Regulation of secretion Hypothalamus regulates ACTH release from pituitary through corticotropin releasing hormone (CRH). The CRH receptor on corticotropes is also a G protein coupled receptor which increases ACTH synthesis as well as release through increased cAMP. Secretion of ACTH has a circadian rhythm. Peak plasma levels occur in the early morning, decrease during day and are lowest at midnight. Corticosteroids exert inhibitory feedback influence on ACTH production by acting directly on the pituitary as well as indirectly through hypothalamus.
A variety of stressful stimuli, e.g., trauma, surgery, severe pain, anxiety, fear, blood loss, exposure to cold, etc. generate neural impulses which converge on median eminence to cause elaboration of CRH. The feedback inhibition appears to be overpowered during stress—rise in ACTH secretion continues despite high plasma level of cortisol induced by it. Vasopressin has been found to enhance action of CRH on corticotropes and augment ACTH release.
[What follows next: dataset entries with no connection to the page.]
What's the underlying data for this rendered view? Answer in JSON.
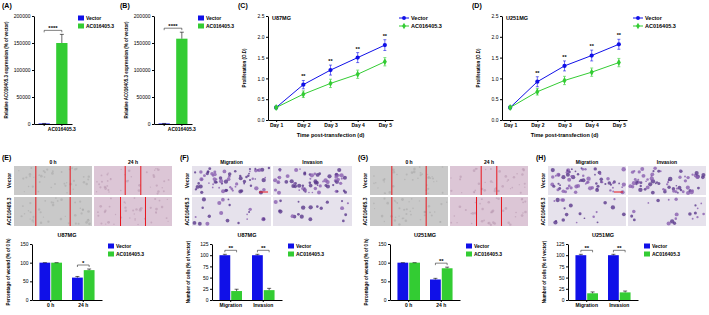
{
  "chart_data": [
    {
      "panel": "(A)",
      "type": "bar",
      "y_label": "Relative AC016405.3 expression (% of vector)",
      "categories": [
        null,
        "AC016405.3"
      ],
      "series": [
        {
          "name": "Vector",
          "color": "#1010e8",
          "values": [
            1000,
            null
          ],
          "errors": [
            30,
            null
          ]
        },
        {
          "name": "AC016405.3",
          "color": "#33cc33",
          "values": [
            null,
            150000
          ],
          "errors": [
            null,
            16000
          ]
        }
      ],
      "ylim": [
        0,
        200000
      ],
      "yticks": [
        0,
        50000,
        100000,
        150000,
        200000
      ],
      "annotations": [
        {
          "text": "****"
        }
      ],
      "legend": "right"
    },
    {
      "panel": "(B)",
      "type": "bar",
      "y_label": "Relative AC016405.3 expression (% of vector)",
      "categories": [
        null,
        "AC016405.3"
      ],
      "series": [
        {
          "name": "Vector",
          "color": "#1010e8",
          "values": [
            1000,
            null
          ],
          "errors": [
            30,
            null
          ]
        },
        {
          "name": "AC016405.3",
          "color": "#33cc33",
          "values": [
            null,
            158000
          ],
          "errors": [
            null,
            12000
          ]
        }
      ],
      "ylim": [
        0,
        200000
      ],
      "yticks": [
        0,
        50000,
        100000,
        150000,
        200000
      ],
      "annotations": [
        {
          "text": "****"
        }
      ],
      "legend": "right"
    },
    {
      "panel": "(C)",
      "type": "line",
      "title": "U87MG",
      "x_label": "Time post-transfection (d)",
      "y_label": "Proliferation (O.D)",
      "categories": [
        "Day 1",
        "Day 2",
        "Day 3",
        "Day 4",
        "Day 5"
      ],
      "series": [
        {
          "name": "Vector",
          "color": "#1010e8",
          "marker": "circle",
          "values": [
            0.3,
            0.85,
            1.2,
            1.5,
            1.8
          ],
          "errors": [
            0.03,
            0.1,
            0.12,
            0.12,
            0.13
          ]
        },
        {
          "name": "AC016405.3",
          "color": "#33cc33",
          "marker": "diamond",
          "values": [
            0.3,
            0.62,
            0.88,
            1.1,
            1.4
          ],
          "errors": [
            0.03,
            0.08,
            0.1,
            0.1,
            0.1
          ]
        }
      ],
      "ylim": [
        0,
        2.5
      ],
      "yticks": [
        {
          "value": 0,
          "label": "0.0"
        },
        0.5,
        {
          "value": 1,
          "label": "1.0"
        },
        1.5,
        {
          "value": 2,
          "label": "2.0"
        },
        2.5
      ],
      "significance": [
        null,
        "**",
        "**",
        "**",
        "**"
      ],
      "legend": "right"
    },
    {
      "panel": "(D)",
      "type": "line",
      "title": "U251MG",
      "x_label": "Time post-transfection (d)",
      "y_label": "Proliferation (O.D)",
      "categories": [
        "Day 1",
        "Day 2",
        "Day 3",
        "Day 4",
        "Day 5"
      ],
      "series": [
        {
          "name": "Vector",
          "color": "#1010e8",
          "marker": "circle",
          "values": [
            0.3,
            0.92,
            1.3,
            1.55,
            1.82
          ],
          "errors": [
            0.03,
            0.12,
            0.12,
            0.13,
            0.12
          ]
        },
        {
          "name": "AC016405.3",
          "color": "#33cc33",
          "marker": "diamond",
          "values": [
            0.3,
            0.68,
            0.95,
            1.15,
            1.38
          ],
          "errors": [
            0.03,
            0.08,
            0.1,
            0.1,
            0.1
          ]
        }
      ],
      "ylim": [
        0,
        2.5
      ],
      "yticks": [
        {
          "value": 0,
          "label": "0.0"
        },
        0.5,
        {
          "value": 1,
          "label": "1.0"
        },
        1.5,
        {
          "value": 2,
          "label": "2.0"
        },
        2.5
      ],
      "significance": [
        null,
        "**",
        "**",
        "**",
        "**"
      ],
      "legend": "right"
    },
    {
      "panel": "(E)",
      "type": "wound",
      "columns": [
        "0 h",
        "24 h"
      ],
      "rows": [
        "Vector",
        "AC016405.3"
      ]
    },
    {
      "type": "bar",
      "title": "U87MG",
      "y_label": "Percentage of wound (% of 0 h)",
      "categories": [
        "0 h",
        "24 h"
      ],
      "series": [
        {
          "name": "Vector",
          "color": "#1010e8",
          "values": [
            100,
            60
          ],
          "errors": [
            0,
            3
          ]
        },
        {
          "name": "AC016405.3",
          "color": "#33cc33",
          "values": [
            100,
            80
          ],
          "errors": [
            0,
            3
          ]
        }
      ],
      "ylim": [
        0,
        150
      ],
      "yticks": [
        0,
        50,
        100,
        150
      ],
      "significance": [
        null,
        "*"
      ],
      "legend": "right"
    },
    {
      "panel": "(F)",
      "type": "transwell",
      "columns": [
        "Migration",
        "Invasion"
      ],
      "rows": [
        "Vector",
        "AC016405.3"
      ]
    },
    {
      "type": "bar",
      "title": "U87MG",
      "y_label": "Number of cells (% of vector)",
      "categories": [
        "Migration",
        "Invasion"
      ],
      "series": [
        {
          "name": "Vector",
          "color": "#1010e8",
          "values": [
            100,
            100
          ],
          "errors": [
            2,
            2
          ]
        },
        {
          "name": "AC016405.3",
          "color": "#33cc33",
          "values": [
            20,
            22
          ],
          "errors": [
            4,
            4
          ]
        }
      ],
      "ylim": [
        0,
        125
      ],
      "yticks": [
        0,
        25,
        50,
        75,
        100,
        125
      ],
      "significance": [
        "**",
        "**"
      ],
      "legend": "right"
    },
    {
      "panel": "(G)",
      "type": "wound",
      "columns": [
        "0 h",
        "24 h"
      ],
      "rows": [
        "Vector",
        "AC016405.3"
      ]
    },
    {
      "type": "bar",
      "title": "U251MG",
      "y_label": "Percentage of wound (% of 0 h)",
      "categories": [
        "0 h",
        "24 h"
      ],
      "series": [
        {
          "name": "Vector",
          "color": "#1010e8",
          "values": [
            100,
            55
          ],
          "errors": [
            0,
            3
          ]
        },
        {
          "name": "AC016405.3",
          "color": "#33cc33",
          "values": [
            100,
            85
          ],
          "errors": [
            0,
            3
          ]
        }
      ],
      "ylim": [
        0,
        150
      ],
      "yticks": [
        0,
        50,
        100,
        150
      ],
      "significance": [
        null,
        "**"
      ],
      "legend": "right"
    },
    {
      "panel": "(H)",
      "type": "transwell",
      "columns": [
        "Migration",
        "Invasion"
      ],
      "rows": [
        "Vector",
        "AC016405.3"
      ]
    },
    {
      "type": "bar",
      "title": "U251MG",
      "y_label": "Number of cells (% of vector)",
      "categories": [
        "Migration",
        "Invasion"
      ],
      "series": [
        {
          "name": "Vector",
          "color": "#1010e8",
          "values": [
            100,
            100
          ],
          "errors": [
            2,
            2
          ]
        },
        {
          "name": "AC016405.3",
          "color": "#33cc33",
          "values": [
            15,
            17
          ],
          "errors": [
            3,
            3
          ]
        }
      ],
      "ylim": [
        0,
        125
      ],
      "yticks": [
        0,
        25,
        50,
        75,
        100,
        125
      ],
      "significance": [
        "**",
        "**"
      ],
      "legend": "right"
    }
  ]
}
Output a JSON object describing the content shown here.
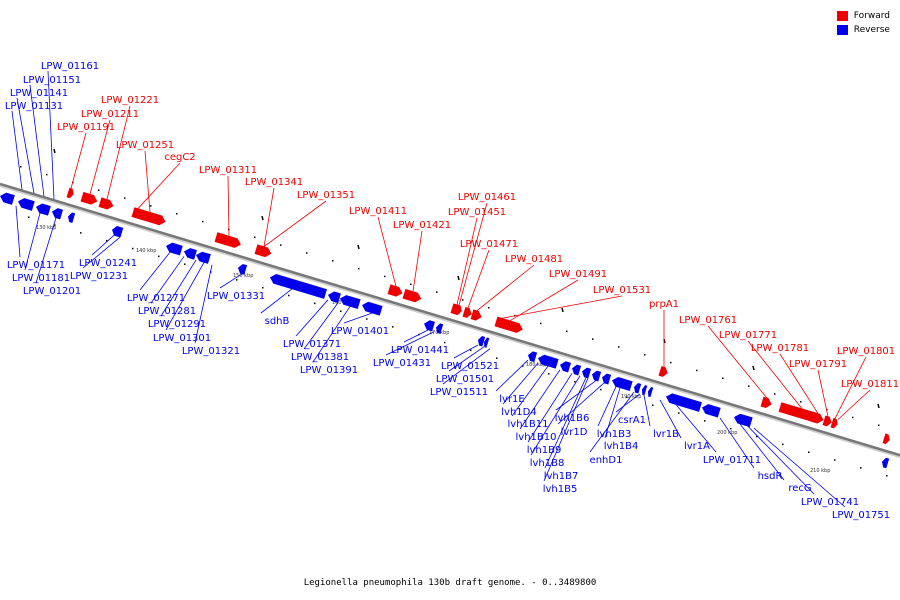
{
  "colors": {
    "forward": "#ee0000",
    "reverse": "#0000ee",
    "backbone": "#888888",
    "connector_f": "#ee0000",
    "connector_r": "#0000ee"
  },
  "legend": [
    {
      "label": "Forward",
      "color": "#ee0000"
    },
    {
      "label": "Reverse",
      "color": "#0000ee"
    }
  ],
  "caption": "Legionella pneumophila 130b draft genome. - 0..3489800",
  "ticks": [
    "130 kbp",
    "140 kbp",
    "150 kbp",
    "160 kbp",
    "170 kbp",
    "180 kbp",
    "190 kbp",
    "200 kbp",
    "210 kbp"
  ],
  "forward_genes": [
    {
      "name": "LPW_01191"
    },
    {
      "name": "LPW_01211"
    },
    {
      "name": "LPW_01221"
    },
    {
      "name": "LPW_01251"
    },
    {
      "name": "cegC2"
    },
    {
      "name": "LPW_01311"
    },
    {
      "name": "LPW_01341"
    },
    {
      "name": "LPW_01351"
    },
    {
      "name": "LPW_01411"
    },
    {
      "name": "LPW_01421"
    },
    {
      "name": "LPW_01451"
    },
    {
      "name": "LPW_01461"
    },
    {
      "name": "LPW_01471"
    },
    {
      "name": "LPW_01481"
    },
    {
      "name": "LPW_01491"
    },
    {
      "name": "LPW_01531"
    },
    {
      "name": "prpA1"
    },
    {
      "name": "LPW_01761"
    },
    {
      "name": "LPW_01771"
    },
    {
      "name": "LPW_01781"
    },
    {
      "name": "LPW_01791"
    },
    {
      "name": "LPW_01801"
    },
    {
      "name": "LPW_01811"
    }
  ],
  "reverse_genes": [
    {
      "name": "LPW_01131"
    },
    {
      "name": "LPW_01141"
    },
    {
      "name": "LPW_01151"
    },
    {
      "name": "LPW_01161"
    },
    {
      "name": "LPW_01171"
    },
    {
      "name": "LPW_01181"
    },
    {
      "name": "LPW_01201"
    },
    {
      "name": "LPW_01241"
    },
    {
      "name": "LPW_01231"
    },
    {
      "name": "LPW_01271"
    },
    {
      "name": "LPW_01281"
    },
    {
      "name": "LPW_01291"
    },
    {
      "name": "LPW_01301"
    },
    {
      "name": "LPW_01321"
    },
    {
      "name": "LPW_01331"
    },
    {
      "name": "sdhB"
    },
    {
      "name": "LPW_01371"
    },
    {
      "name": "LPW_01381"
    },
    {
      "name": "LPW_01391"
    },
    {
      "name": "LPW_01401"
    },
    {
      "name": "LPW_01441"
    },
    {
      "name": "LPW_01431"
    },
    {
      "name": "LPW_01521"
    },
    {
      "name": "LPW_01501"
    },
    {
      "name": "LPW_01511"
    },
    {
      "name": "lvr1E"
    },
    {
      "name": "lvh1D4"
    },
    {
      "name": "lvh1B11"
    },
    {
      "name": "lvh1B10"
    },
    {
      "name": "lvh1B9"
    },
    {
      "name": "lvh1B8"
    },
    {
      "name": "lvh1B7"
    },
    {
      "name": "lvh1B5"
    },
    {
      "name": "lvh1B6"
    },
    {
      "name": "lvr1D"
    },
    {
      "name": "lvh1B3"
    },
    {
      "name": "lvh1B4"
    },
    {
      "name": "enhD1"
    },
    {
      "name": "csrA1"
    },
    {
      "name": "lvr1B"
    },
    {
      "name": "lvr1A"
    },
    {
      "name": "LPW_01711"
    },
    {
      "name": "hsdR"
    },
    {
      "name": "recG"
    },
    {
      "name": "LPW_01741"
    },
    {
      "name": "LPW_01751"
    }
  ]
}
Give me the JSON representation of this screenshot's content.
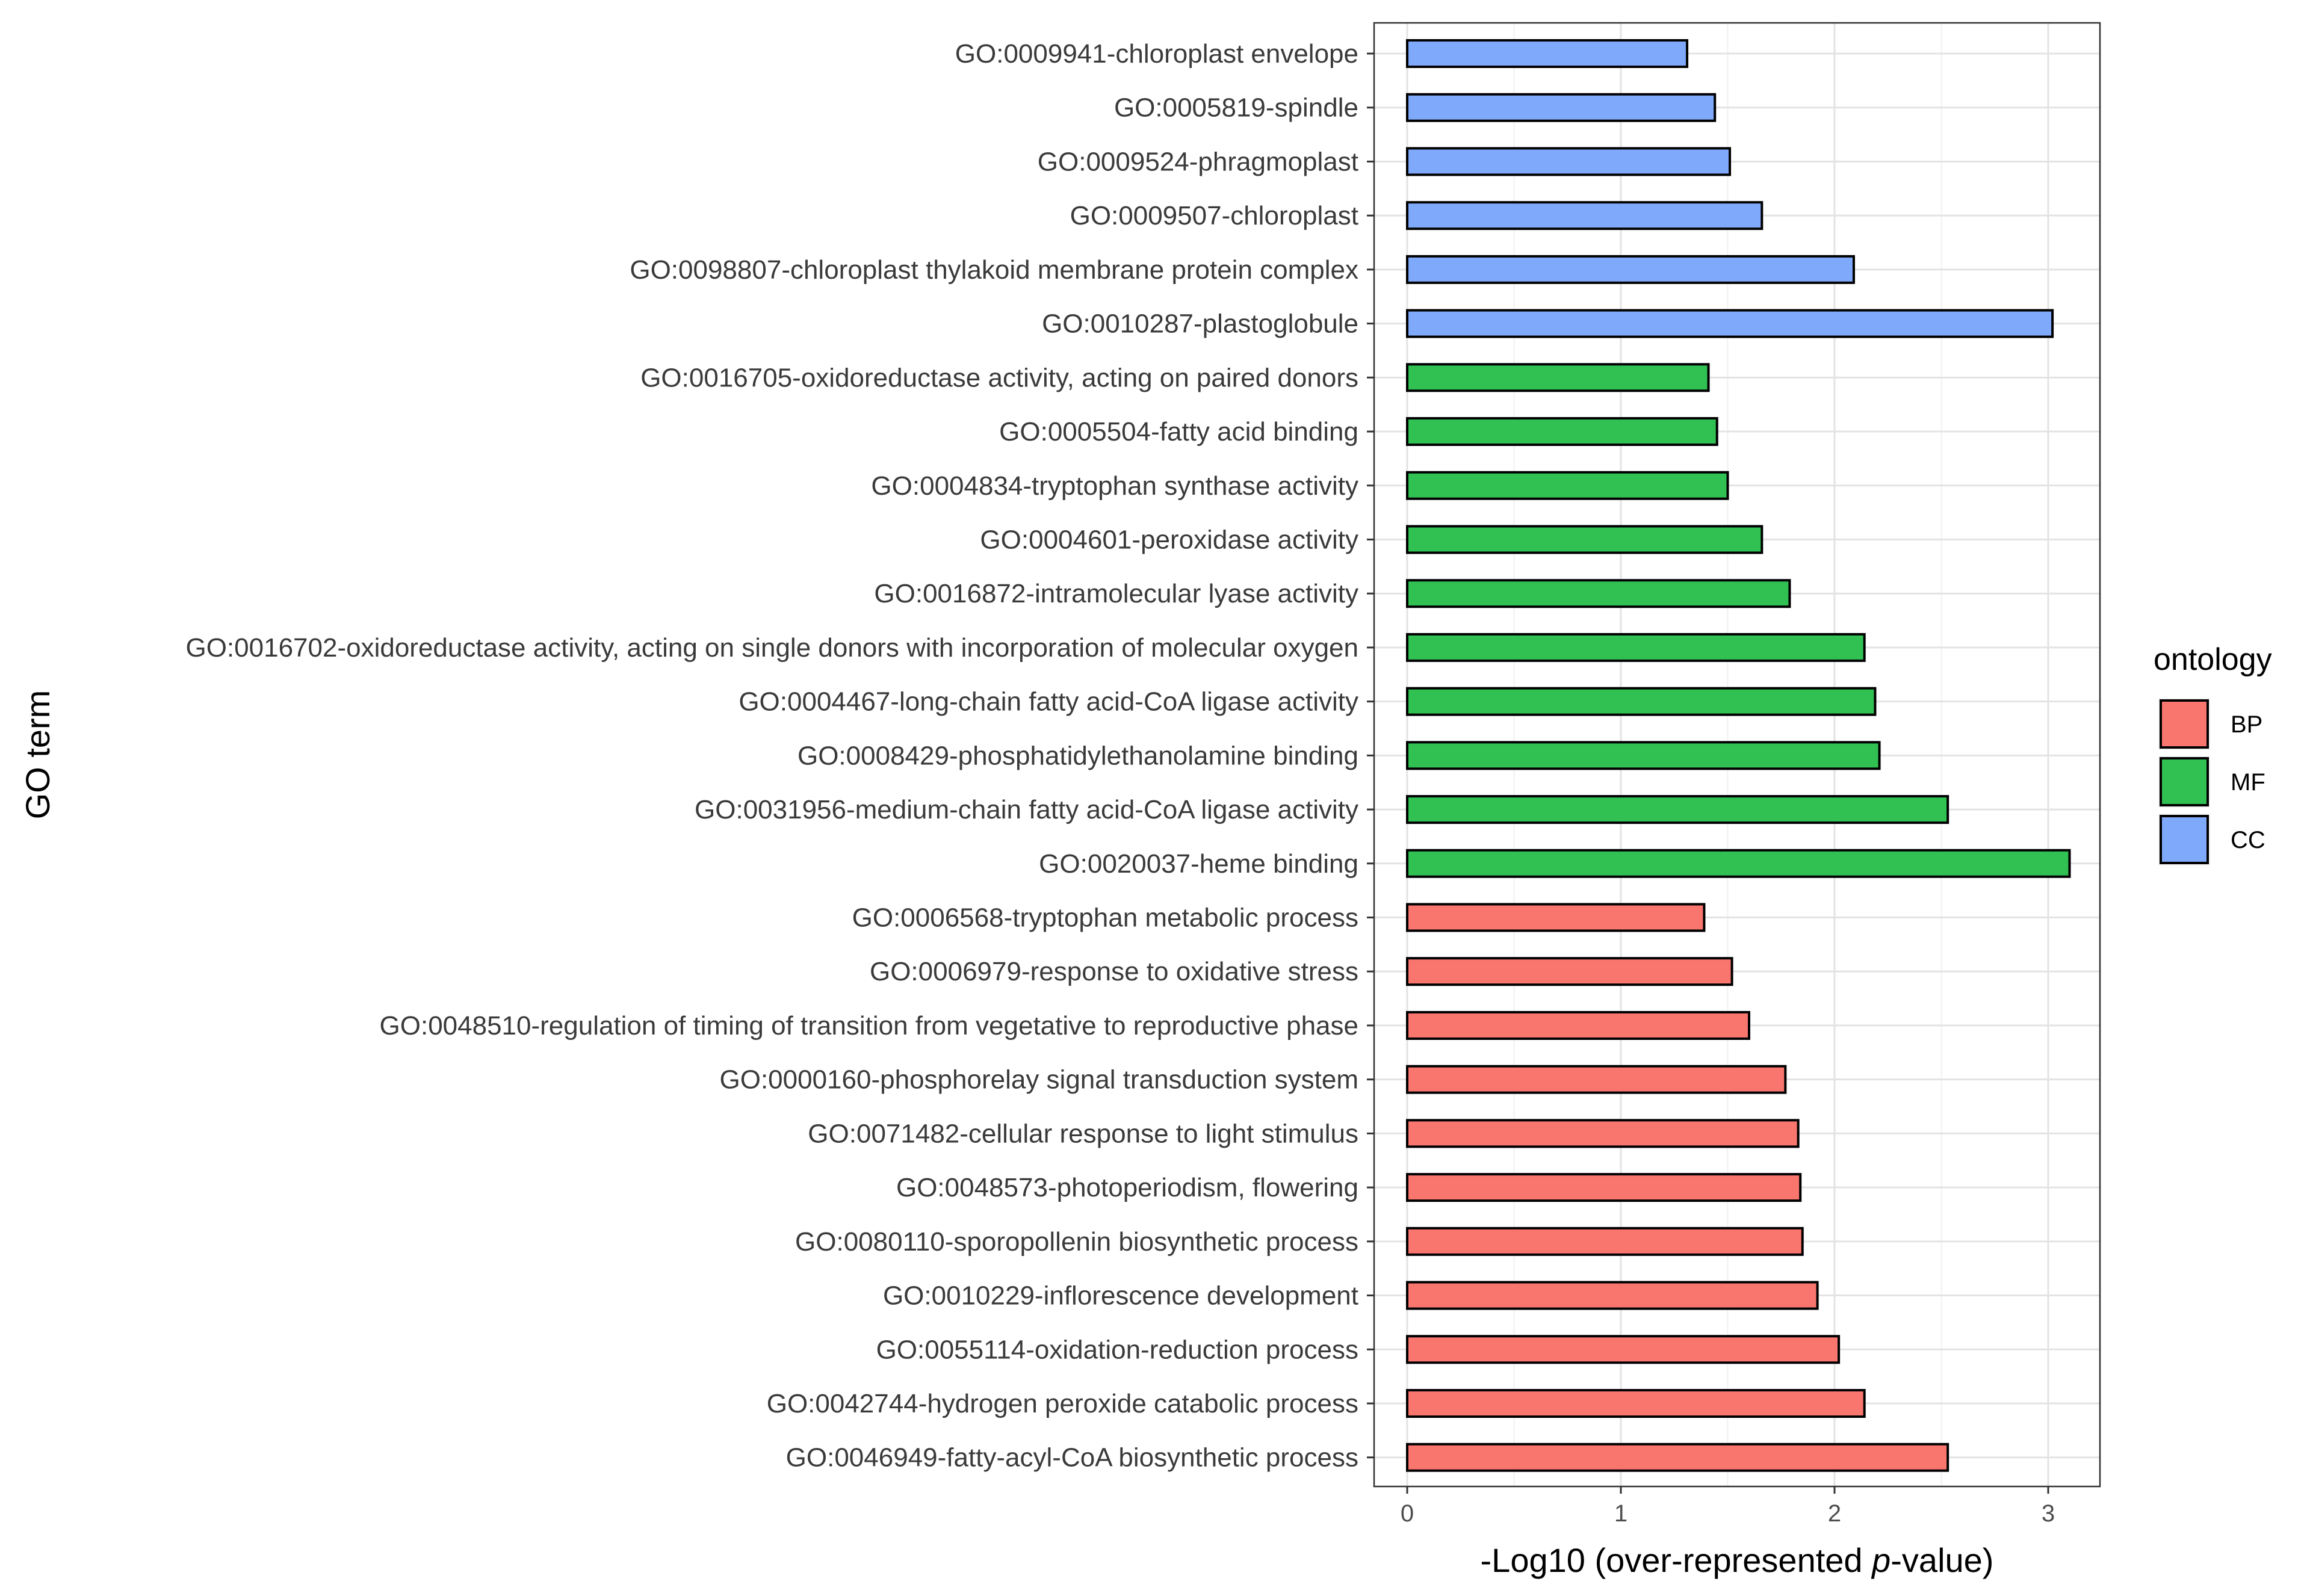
{
  "chart_data": {
    "type": "bar",
    "orientation": "horizontal",
    "xlabel_prefix": "-Log10 (over-represented ",
    "xlabel_italic": "p",
    "xlabel_suffix": "-value)",
    "ylabel": "GO term",
    "xlim": [
      -0.16,
      3.26
    ],
    "xticks": [
      0,
      1,
      2,
      3
    ],
    "grid": true,
    "legend": {
      "title": "ontology",
      "position": "right",
      "entries": [
        {
          "label": "BP",
          "color": "#F8766D"
        },
        {
          "label": "MF",
          "color": "#31C052"
        },
        {
          "label": "CC",
          "color": "#7FA9FA"
        }
      ]
    },
    "bars": [
      {
        "term": "GO:0009941-chloroplast envelope",
        "ontology": "CC",
        "value": 1.31
      },
      {
        "term": "GO:0005819-spindle",
        "ontology": "CC",
        "value": 1.44
      },
      {
        "term": "GO:0009524-phragmoplast",
        "ontology": "CC",
        "value": 1.51
      },
      {
        "term": "GO:0009507-chloroplast",
        "ontology": "CC",
        "value": 1.66
      },
      {
        "term": "GO:0098807-chloroplast thylakoid membrane protein complex",
        "ontology": "CC",
        "value": 2.09
      },
      {
        "term": "GO:0010287-plastoglobule",
        "ontology": "CC",
        "value": 3.02
      },
      {
        "term": "GO:0016705-oxidoreductase activity, acting on paired donors",
        "ontology": "MF",
        "value": 1.41
      },
      {
        "term": "GO:0005504-fatty acid binding",
        "ontology": "MF",
        "value": 1.45
      },
      {
        "term": "GO:0004834-tryptophan synthase activity",
        "ontology": "MF",
        "value": 1.5
      },
      {
        "term": "GO:0004601-peroxidase activity",
        "ontology": "MF",
        "value": 1.66
      },
      {
        "term": "GO:0016872-intramolecular lyase activity",
        "ontology": "MF",
        "value": 1.79
      },
      {
        "term": "GO:0016702-oxidoreductase activity, acting on single donors with incorporation of molecular oxygen",
        "ontology": "MF",
        "value": 2.14
      },
      {
        "term": "GO:0004467-long-chain fatty acid-CoA ligase activity",
        "ontology": "MF",
        "value": 2.19
      },
      {
        "term": "GO:0008429-phosphatidylethanolamine binding",
        "ontology": "MF",
        "value": 2.21
      },
      {
        "term": "GO:0031956-medium-chain fatty acid-CoA ligase activity",
        "ontology": "MF",
        "value": 2.53
      },
      {
        "term": "GO:0020037-heme binding",
        "ontology": "MF",
        "value": 3.1
      },
      {
        "term": "GO:0006568-tryptophan metabolic process",
        "ontology": "BP",
        "value": 1.39
      },
      {
        "term": "GO:0006979-response to oxidative stress",
        "ontology": "BP",
        "value": 1.52
      },
      {
        "term": "GO:0048510-regulation of timing of transition from vegetative to reproductive phase",
        "ontology": "BP",
        "value": 1.6
      },
      {
        "term": "GO:0000160-phosphorelay signal transduction system",
        "ontology": "BP",
        "value": 1.77
      },
      {
        "term": "GO:0071482-cellular response to light stimulus",
        "ontology": "BP",
        "value": 1.83
      },
      {
        "term": "GO:0048573-photoperiodism, flowering",
        "ontology": "BP",
        "value": 1.84
      },
      {
        "term": "GO:0080110-sporopollenin biosynthetic process",
        "ontology": "BP",
        "value": 1.85
      },
      {
        "term": "GO:0010229-inflorescence development",
        "ontology": "BP",
        "value": 1.92
      },
      {
        "term": "GO:0055114-oxidation-reduction process",
        "ontology": "BP",
        "value": 2.02
      },
      {
        "term": "GO:0042744-hydrogen peroxide catabolic process",
        "ontology": "BP",
        "value": 2.14
      },
      {
        "term": "GO:0046949-fatty-acyl-CoA biosynthetic process",
        "ontology": "BP",
        "value": 2.53
      }
    ]
  }
}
Pathological involvement Excess production of ACTH from basophil pituitary tumors is responsible for some cases of Cushing’s syndrome. Hypocorism occurs in pituitary insufficiency due to low ACTH production. Iatrogenic suppression of ACTH secretion and pituitary adrenal axis is the most common form of abnormality encountered currently due to the use of pharmacological doses of glucocorticoids in nonendocrine diseases.
Use ACTH is used primarily for the diagnosis of disorders of pituitary adrenal axis. Injected i.v. 25 IU causes increase in plasma cortisol if the adrenals are functional. Direct assay of plasma ACTH level is now preferred.
For therapeutic purposes, ACTH does not offer any advantage over corticosteroids and is more inconvenient, expensive as well as less predictable.